Astronomers have discovered a faint, incredibly distant galaxy, about 13.1 billion years in the past, just about 700 million years after the Big Bang.
The new object, named MACS1423-z7p64, was detailed in a study published in the journal Nature Astronomy.
The researchers used the Hubble space telescope to find the galaxy and confirmed its age and distance with instruments at the Keck Observatory in Hawaii.
"Other most distant objects are extremely bright and probably rare compared to other galaxies," said lead author Austin Hoag from University of California, Davis in the US.
"We think this is much more representative of galaxies of the time," Hoag said.
These ultra-distant galaxies, seen as they were close to the beginning of the universe, are interesting because they fall within the "Epoch of Reionisation," a period about a billion years after the Big Bang when the universe became transparent.
After the Big Bang, the universe was a cloud of cold atomic hydrogen, which blocks light.
The first stars and galaxies condensed out of the cloud and started to emit light and ionising radiation.
This radiation melted away the atomic hydrogen like a hot sun clearing fog, and the first galaxies spread their light through the universe.
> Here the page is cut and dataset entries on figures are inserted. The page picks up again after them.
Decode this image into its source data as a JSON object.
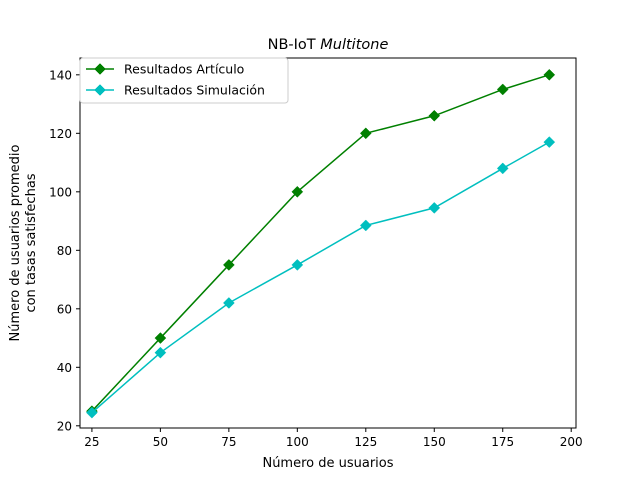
{
  "chart_data": {
    "type": "line",
    "title_prefix": "NB-IoT ",
    "title_italic": "Multitone",
    "xlabel": "Número de usuarios",
    "ylabel_lines": [
      "Número de usuarios promedio",
      "con tasas satisfechas"
    ],
    "xlim": [
      20.65,
      201.75
    ],
    "ylim": [
      19.25,
      145.75
    ],
    "xticks": [
      25,
      50,
      75,
      100,
      125,
      150,
      175,
      200
    ],
    "yticks": [
      20,
      40,
      60,
      80,
      100,
      120,
      140
    ],
    "x": [
      25,
      50,
      75,
      100,
      125,
      150,
      175,
      192
    ],
    "series": [
      {
        "name": "Resultados Artículo",
        "color": "#008000",
        "marker": "diamond",
        "values": [
          25,
          50,
          75,
          100,
          120,
          126,
          135,
          140
        ]
      },
      {
        "name": "Resultados Simulación",
        "color": "#00bfbf",
        "marker": "diamond",
        "values": [
          24.5,
          45,
          62,
          75,
          88.5,
          94.5,
          108,
          117
        ]
      }
    ],
    "legend_position": "top-left",
    "grid": false
  }
}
But much remains lost in the fog of reionisation.
To find the faint faint, distant object, the astronomers took advantage of a giant lens in the sky.
As light passes by a massive object such as a galaxy cluster, its path gets bent by gravity, just as light gets bent passing through a lens.
When the object is big enough, it can act as a lens that magnifies the image of objects behind it.
While it is similar to millions of other galaxies of its time, z7p64 just happened to fall into the "sweet spot" behind a giant galaxy cluster that magnified its brightness ten-fold and made it visible to the team, using the Hubble space telescope.
They were then able to confirm its distance by analysing its spectrum with the Keck Observatory telescopes in Hawaii.
The team plans to continue their survey of candidate galaxies with the Hubble and Keck telescopes, and later with James Webb space telescope, set for launch in 2018.
It is expected that the Webb telescope, which is bigger than Hubble, will allow astronomers to look at even more distant parts of the universe, which will help astronomers answer the question of where did we come from.